In Part 1 we explored the security roles and how they impact access to the objects or entities. Now we are going to examine record-level rather than object-level access.
To review, recall that Dynamics CRM’s security roles intermingle record and entity level access whereas there is a clear separation of concerns with Salesforce user profiles. Having made this distinction, Salesforce introduces a base level of security that impacts object and record access simultaneously albeit in a different manner than Dynamics CRM.
Each object in Salesforce must be assigned an organization-wide default which sets minimum access privileges. The choices for most objects are straightforward: read/write, read only and private.
Both platforms operate on the same principle, and a very important one indeed: access can never be taken away. It can only be granted.
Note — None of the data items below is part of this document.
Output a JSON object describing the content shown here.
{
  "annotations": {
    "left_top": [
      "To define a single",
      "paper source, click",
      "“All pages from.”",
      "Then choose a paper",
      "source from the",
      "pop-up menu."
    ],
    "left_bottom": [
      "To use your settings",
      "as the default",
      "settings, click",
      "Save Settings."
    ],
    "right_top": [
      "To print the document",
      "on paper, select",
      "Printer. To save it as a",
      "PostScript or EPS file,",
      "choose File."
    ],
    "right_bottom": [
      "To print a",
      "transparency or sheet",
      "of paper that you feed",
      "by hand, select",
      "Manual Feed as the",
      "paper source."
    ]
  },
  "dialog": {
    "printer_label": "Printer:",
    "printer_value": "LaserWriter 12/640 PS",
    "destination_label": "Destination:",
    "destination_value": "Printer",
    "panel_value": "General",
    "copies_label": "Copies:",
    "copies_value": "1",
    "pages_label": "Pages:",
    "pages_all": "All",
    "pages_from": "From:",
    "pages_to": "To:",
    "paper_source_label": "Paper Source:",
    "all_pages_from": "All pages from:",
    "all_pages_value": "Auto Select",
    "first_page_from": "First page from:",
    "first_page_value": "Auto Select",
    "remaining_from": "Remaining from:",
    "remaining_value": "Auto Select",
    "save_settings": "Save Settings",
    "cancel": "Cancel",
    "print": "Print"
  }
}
In contrast to Dynamics CRM, where access rights are granted primarily within each security role, Salesforce grants these at a global level irrespective of the user profile. This will result in a paradigm shift for Dynamics CRM administrators. If an object is given an organization-wide default of Public Read/Write the concept of sharing does not exist.
Huh? Well, think about it. If the MINIMUM access for everyone is read/write, then everyone can read and write every record and sharing is superfluous.
In the above figure note that several objects have the access of public read only. This means that everyone can see every record. However, no user (other than administrators with global access) can edit a record unless she owns it. This concept is of course consistent across both platforms.
Allowing Greater Access
We learned in the previous post that default access for an operation in Dynamics CRM (editing, for example) can be limited to the user, anyone in the user’s business unit, anyone in a higher business unit that contains the one in question (such as a manager) and finally the entire organization.
This is where things get quite confusing. Although Salesforce has similar sharing defaults the terminology is different and unlike Dynamics CRM the settings are not in one area.
The following table is a rough comparison of the generic access levels for editing assuming that the organization wide default for the object in Salesforce is set to public read only and every user profile has edit rights for the object (not the record).
Business Units and Role Hierarchies
These are fairly similar with some caveats. A Dynamics CRM business unit is a required assignment for teams, users and security roles. In other words, each of these must be associated with a business unit.
Business units and roles are hierarchical. Each can have children, and those children can have children, just as with any tree structure.
Roles in Salesforce also have associated users. However, security profiles are assigned to the user, not the role hierarchy.
A full understanding of Business Units and Roles is well beyond the scope of a simple blog post. Regardless, thorough knowledge of this topic is critical particularly in reference to Dynamics CRM if you are a Salesforce administrator.
In Salesforce the lack of connection between roles and profiles makes it easy to change the configuration later in a project. Dynamics CRM makes inherited duplicates of security roles each time a new business unit is created and the tight connection between the two makes alterations more complex.